System hangs during parallel media transcode operations after enabling VT-d
After enabling "VT-d" from BIOS (which i915 enables IOMMU for GFX) for BXT J4205, that machine started to suffer from system hangs.
They happen when running multiple GPU transcode operations in parallel (I'm testing these with 5 parallel ones).
Transcode could be either heavy HEVC one:
ffmpeg -hwaccel vaapi -hwaccel_output_format vaapi -i Netflix_FoodMarket_4096x2160_10bit_420_100mbs_600.h265 -c:v hevc_vaapi -b:v 20M -an -vframes 300 -y 0099_4K20.h265
Or somewhat more lightweight AVC one:
ffmpeg -hwaccel vaapi -hwaccel_output_format vaapi -i 1920x1080i_29.97_20mb_mpeg2_high.mpv -c:v h264_vaapi -b:v 6000K -compression_level 7 -an -vframes 1200 -y 0024_HD17i7_1.0.h264
And repeating that parallel test-case for few times.
There's nothing in "dmesg -w" output over remote ssh connection when this happens, the connection just dies.

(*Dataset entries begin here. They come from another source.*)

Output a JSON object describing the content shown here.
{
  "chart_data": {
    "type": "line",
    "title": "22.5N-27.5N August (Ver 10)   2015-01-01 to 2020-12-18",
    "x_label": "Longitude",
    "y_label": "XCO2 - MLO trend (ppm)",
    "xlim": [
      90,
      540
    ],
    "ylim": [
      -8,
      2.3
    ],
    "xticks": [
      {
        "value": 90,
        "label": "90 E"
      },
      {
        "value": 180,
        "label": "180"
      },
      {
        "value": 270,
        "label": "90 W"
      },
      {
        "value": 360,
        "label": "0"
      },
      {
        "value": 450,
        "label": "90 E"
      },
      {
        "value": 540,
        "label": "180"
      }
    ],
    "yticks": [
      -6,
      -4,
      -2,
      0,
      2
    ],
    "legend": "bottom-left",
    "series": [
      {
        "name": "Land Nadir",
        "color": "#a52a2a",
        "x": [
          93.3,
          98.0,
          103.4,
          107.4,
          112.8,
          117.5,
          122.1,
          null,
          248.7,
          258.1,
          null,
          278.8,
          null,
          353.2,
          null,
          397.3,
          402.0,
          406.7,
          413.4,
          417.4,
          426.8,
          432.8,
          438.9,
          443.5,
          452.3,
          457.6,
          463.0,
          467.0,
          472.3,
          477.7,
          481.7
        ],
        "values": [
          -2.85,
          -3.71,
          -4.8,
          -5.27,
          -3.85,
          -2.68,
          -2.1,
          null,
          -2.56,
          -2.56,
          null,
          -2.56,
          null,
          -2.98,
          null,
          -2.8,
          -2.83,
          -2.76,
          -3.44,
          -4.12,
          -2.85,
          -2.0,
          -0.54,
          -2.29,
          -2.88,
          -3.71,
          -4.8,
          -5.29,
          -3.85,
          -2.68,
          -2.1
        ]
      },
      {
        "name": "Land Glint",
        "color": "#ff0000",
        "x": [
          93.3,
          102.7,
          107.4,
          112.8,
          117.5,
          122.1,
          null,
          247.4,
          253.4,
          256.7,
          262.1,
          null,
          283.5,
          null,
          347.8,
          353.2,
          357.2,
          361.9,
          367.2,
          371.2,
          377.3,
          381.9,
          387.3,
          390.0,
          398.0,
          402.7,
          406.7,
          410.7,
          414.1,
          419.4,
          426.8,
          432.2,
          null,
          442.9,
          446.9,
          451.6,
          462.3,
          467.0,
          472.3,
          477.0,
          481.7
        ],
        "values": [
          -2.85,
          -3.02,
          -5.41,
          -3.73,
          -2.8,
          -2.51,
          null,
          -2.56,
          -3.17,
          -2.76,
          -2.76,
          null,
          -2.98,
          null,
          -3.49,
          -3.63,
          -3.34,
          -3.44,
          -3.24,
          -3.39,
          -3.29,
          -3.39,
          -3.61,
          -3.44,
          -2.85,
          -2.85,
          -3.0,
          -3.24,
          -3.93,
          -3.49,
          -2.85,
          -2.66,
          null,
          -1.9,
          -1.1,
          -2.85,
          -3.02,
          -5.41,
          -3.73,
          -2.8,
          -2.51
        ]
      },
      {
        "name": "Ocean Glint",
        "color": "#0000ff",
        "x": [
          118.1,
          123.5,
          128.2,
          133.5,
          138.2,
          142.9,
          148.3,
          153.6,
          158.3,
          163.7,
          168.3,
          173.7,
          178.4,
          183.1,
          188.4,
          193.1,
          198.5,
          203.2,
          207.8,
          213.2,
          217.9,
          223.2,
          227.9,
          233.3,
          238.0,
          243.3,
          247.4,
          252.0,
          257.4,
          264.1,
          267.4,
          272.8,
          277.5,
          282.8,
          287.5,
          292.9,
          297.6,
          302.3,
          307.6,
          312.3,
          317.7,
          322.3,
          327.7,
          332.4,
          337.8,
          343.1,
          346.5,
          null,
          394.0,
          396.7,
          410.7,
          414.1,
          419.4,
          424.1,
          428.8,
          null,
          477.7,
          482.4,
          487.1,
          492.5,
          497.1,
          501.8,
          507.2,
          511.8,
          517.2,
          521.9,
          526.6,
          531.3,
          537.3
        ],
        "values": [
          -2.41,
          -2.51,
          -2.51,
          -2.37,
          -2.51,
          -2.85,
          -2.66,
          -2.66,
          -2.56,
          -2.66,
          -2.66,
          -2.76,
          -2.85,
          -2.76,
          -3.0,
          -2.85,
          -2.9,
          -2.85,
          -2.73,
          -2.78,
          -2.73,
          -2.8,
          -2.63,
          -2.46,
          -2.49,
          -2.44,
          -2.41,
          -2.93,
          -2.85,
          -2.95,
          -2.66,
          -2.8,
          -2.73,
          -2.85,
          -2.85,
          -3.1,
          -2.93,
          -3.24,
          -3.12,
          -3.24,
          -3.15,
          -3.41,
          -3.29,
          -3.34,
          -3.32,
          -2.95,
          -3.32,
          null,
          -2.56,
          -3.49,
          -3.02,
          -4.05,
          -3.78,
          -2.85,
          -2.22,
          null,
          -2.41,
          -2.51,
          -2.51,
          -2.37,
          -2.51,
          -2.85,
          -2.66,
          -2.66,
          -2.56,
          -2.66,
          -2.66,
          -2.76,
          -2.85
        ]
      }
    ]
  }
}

I've enabled VT-d also on SkullCanyon (SKL GT4e) and TGL-H (GT1), but those do not suffer from the same problem. I think GLK would though, as it's also on Atom.
These system hangs happen both with latest drm-tip and few months old drm-tip version so this kernel bug may have been there for longer time, or be HW/FW issue needing WA.
(I first thought this was due to media-driver update, but rolling back to media stack version before VT-d change did not help.)